Patriots Mailbag: You’ll Never Guess How Much Tom Brady Makes Every Time He Steps in the Huddle

Patriots Mailbag: You'll Never Guess How Much Tom Brady Makes Every Time He Steps in the Huddle Do you know how much money Tom Brady makes every time he steps in the huddle? Well, you’ve come to the right place. It’s time for this week’s Patriots mailbag. Thanks to everyone who submitted a question.

Does the NFL, or any professional league, realize that it’s the fans that own them? Or do they actually know this, but also know that we will never organize and do anything about it? The Pats are coming to Denver this year, and my fan club (Pikes Peak Pats) are going to go; the seats the Broncos have for us are $260. I will not be going. I’m self-employed (Mile High Whoopie Pie Company) and I have to sell a lot of Whoopies to make $260! I think Brady makes that per huddle, or damn close to it! I kind of put a question in there, but I think this is more just me venting. It’s disgusting what the NFL is doing.
—Mike B

Thanks for the thoughts, Mike. Like you said, there really wasn’t a question in there, but I thought I could dig up some very interesting information about the amount of money Brady makes per huddle. And it’s a whole heck of a lot more than $260 a pop.

Let’s start with this: The Patriots ran 986 offensive plays in 2010, and aside from a handful of plays for backup quarterback Brian Hoyer, Brady was on the field almost exclusively. Since it would take hours to figure out how many snaps Hoyer took, let’s just give all 986 to Brady, for the sake of the argument anyway. (Besides, with the no-huddle offense and huddles that were negated by timeouts and the like, it’s all relative anyway.)

Pro Football Talk reported Brady made $26.5 million during the 2010 season. Keep in mind, it was an extremely rare year for him because he signed a new contract, and there were a lot of moving parts with his salary and bonuses. (Brady’s original salary for 2010 was set to be $3.5 million before he signed his new deal.) PFT also reported in the same story that he’ll make about $10 million in 2011, which is a great year for any human being, but nowhere close to the astronomical figure of $26.5 million.

So, if you take $26.5 million and divide it by 986 offensive plays, Brady made $26,876.27 per huddle in 2010. As for 2011, let’s take $10 million and divide it by a nice round number of 1,000 offensive plays, and Brady will project to make $10,000 per huddle.

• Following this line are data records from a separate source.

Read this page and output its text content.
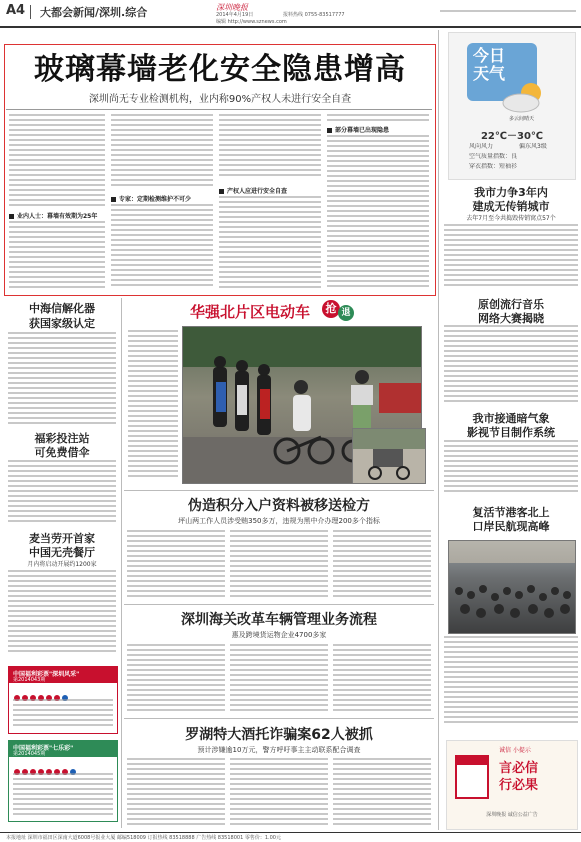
A4 大都会新闻/深圳.综合	深圳晚报
2014年4月19日
编辑 http://www.sznews.com
报料热线 0755-83517777
玻璃幕墙老化安全隐患增高
深圳尚无专业检测机构，业内称90%产权人未进行安全自查
业内人士：幕墙有效期为25年
专家：定期检测维护不可少
产权人应进行安全自查
部分幕墙已出现隐患
今日
天气
多云间晴天
22℃－30℃
风向风力	偏东风3级
空气质量指数：良
穿衣指数：短袖衫
我市力争3年内
建成无传销城市
去年7月至今共捣毁传销窝点57个
原创流行音乐
网络大赛揭晓
我市接通暗气象
影视节目制作系统
复活节港客北上
口岸民航现高峰
诚信 小提示
言必信
行必果
深圳晚报 诚信公益广告
中海信解化器
获国家级认定
福彩投注站
可免费借伞
麦当劳开首家
中国无壳餐厅
月内将启动开展约1200家
中国福利彩票"深圳风采"
第2014043期
中国福利彩票"七乐彩"
第2014045期
华强北片区电动车	抢 退
伪造积分入户资料被移送检方
坪山两工作人员涉受贿350多万，违规为黑中介办理200多个指标
深圳海关改革车辆管理业务流程
惠及跨境货运物企业4700多家
罗湖特大酒托诈骗案62人被抓
预计涉嫌逾10万元，警方呼吁事主主动联系配合调查
本报地址 深圳市福田区深南大道6008号报业大厦 邮编518009 订报热线 83518888 广告热线 83518001 零售价：1.00元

How would you feel if the Patriots went after Mike Sims-Walker through free agency after the lockout ends? He was a solid receiver for the Jaguars and is still young. Do you think he would fit in well with the Patriots?
–Connor

I really like Sims-Walker as a player, although he had a poor season in 2010. He was actually a more heavily-touted player at Central Florida than teammate Brandon Marshall, but Sims-Walker had injury issues that have plagued him throughout his career. He’s a very good outside receiver with big-play potential, and I think he could thrive in New England’s offense.

However, there was a report in March that claimed Sims-Walker couldn’t adjust to different defenses that pressed him, complained about a lack of catches, even after victories, and was suspended for a game for blowing off curfew to party all night. If any of that is true, you can bet he won’t end up with the Patriots.

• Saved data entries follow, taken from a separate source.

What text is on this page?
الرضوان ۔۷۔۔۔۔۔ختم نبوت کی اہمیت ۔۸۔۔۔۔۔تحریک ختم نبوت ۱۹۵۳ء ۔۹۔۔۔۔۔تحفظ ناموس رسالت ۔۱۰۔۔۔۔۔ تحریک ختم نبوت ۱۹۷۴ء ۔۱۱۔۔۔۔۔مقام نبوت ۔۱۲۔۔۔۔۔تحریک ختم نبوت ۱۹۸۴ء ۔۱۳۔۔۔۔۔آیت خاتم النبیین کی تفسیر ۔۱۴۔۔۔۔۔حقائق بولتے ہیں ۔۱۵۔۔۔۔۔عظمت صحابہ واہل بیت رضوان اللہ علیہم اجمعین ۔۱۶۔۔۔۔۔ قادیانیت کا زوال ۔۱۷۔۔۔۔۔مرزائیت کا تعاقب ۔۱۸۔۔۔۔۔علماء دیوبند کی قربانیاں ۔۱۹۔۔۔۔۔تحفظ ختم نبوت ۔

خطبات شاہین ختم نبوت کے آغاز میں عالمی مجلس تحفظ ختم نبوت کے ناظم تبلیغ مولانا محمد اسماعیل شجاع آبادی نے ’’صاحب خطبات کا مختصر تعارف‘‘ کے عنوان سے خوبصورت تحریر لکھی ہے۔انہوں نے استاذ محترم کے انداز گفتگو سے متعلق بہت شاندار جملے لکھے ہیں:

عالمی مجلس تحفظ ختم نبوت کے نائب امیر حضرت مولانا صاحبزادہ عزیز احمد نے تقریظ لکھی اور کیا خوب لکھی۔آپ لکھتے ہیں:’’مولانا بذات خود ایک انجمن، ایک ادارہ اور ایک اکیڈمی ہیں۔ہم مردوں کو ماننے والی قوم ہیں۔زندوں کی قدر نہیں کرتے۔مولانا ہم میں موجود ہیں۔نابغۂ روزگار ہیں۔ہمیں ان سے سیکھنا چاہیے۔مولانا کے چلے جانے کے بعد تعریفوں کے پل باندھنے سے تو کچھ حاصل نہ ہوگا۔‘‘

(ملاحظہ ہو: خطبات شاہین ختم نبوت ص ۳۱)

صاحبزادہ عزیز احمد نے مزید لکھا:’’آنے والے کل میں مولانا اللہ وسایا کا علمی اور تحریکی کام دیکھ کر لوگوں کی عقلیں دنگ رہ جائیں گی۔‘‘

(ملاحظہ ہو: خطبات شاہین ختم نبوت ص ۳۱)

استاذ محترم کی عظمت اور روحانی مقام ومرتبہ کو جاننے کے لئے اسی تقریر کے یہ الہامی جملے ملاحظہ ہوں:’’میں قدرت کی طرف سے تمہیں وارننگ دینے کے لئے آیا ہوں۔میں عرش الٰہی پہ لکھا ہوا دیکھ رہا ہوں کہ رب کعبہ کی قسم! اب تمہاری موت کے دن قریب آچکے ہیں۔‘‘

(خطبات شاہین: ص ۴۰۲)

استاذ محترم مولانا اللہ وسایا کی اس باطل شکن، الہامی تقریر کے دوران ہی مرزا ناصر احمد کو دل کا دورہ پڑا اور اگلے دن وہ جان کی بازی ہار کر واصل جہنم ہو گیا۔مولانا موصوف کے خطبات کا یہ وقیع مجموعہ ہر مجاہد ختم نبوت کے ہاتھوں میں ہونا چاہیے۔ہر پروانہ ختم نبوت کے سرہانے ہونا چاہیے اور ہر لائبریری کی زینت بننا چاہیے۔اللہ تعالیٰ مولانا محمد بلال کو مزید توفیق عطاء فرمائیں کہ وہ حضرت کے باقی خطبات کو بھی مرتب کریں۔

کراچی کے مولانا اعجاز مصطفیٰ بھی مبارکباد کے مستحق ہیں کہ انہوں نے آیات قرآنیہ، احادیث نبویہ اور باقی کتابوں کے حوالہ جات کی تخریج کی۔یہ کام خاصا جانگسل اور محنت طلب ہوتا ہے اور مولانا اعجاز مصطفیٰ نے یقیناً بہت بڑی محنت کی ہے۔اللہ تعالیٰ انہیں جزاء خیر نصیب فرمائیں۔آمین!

I actually wouldn’t be surprised if Sims-Walker reunited with Marshall in Miami. That move would make a lot of sense for all involved.

What will the roles out of the backfield be next season for the new running back staff?
–Griffin

While knowing that Belichick will always ride the hot hand, the roles appear to be easily definable right now, at least on paper. BenJarvus Green-Ellis will be the prototypical starter, and Stevan Ridley should serve as his backup in short-yardage situations or when the Patriots need to gain yards between the tackles. Kevin Faulk (if he returns), Danny Woodhead and Shane Vereen will split time in passing situations and on third down. All three are most effective in space, and they’re all good pass catchers. Vereen might be the biggest wildcard in the group because he could be better between the tackles than any of us realize.

I know many are disappointed with the draft, but I believe the reason we didn’t draft a pass rusher is because Bill Belichick sees a better one for the team in next year’s draft. Remember, Bill Belichick is friends with Alabama head coach Nick Saban, and they have impressive linemen entering the draft next year. Do you think Belichick just didn’t like the talent in this year’s draft and is waiting until next year?
–Matt

I’ve already spent a ton of time going through Belichick’s trends with pass rushers, both on the field and with his approach to the draft, so I’ll pass on that this time. However, I can say with 100 percent certainty that Belichick didn’t take a wait-’til-next year approach with that position in this draft class. It’s nearly impossible to set yourself up to take a specific player a full year away from the draft.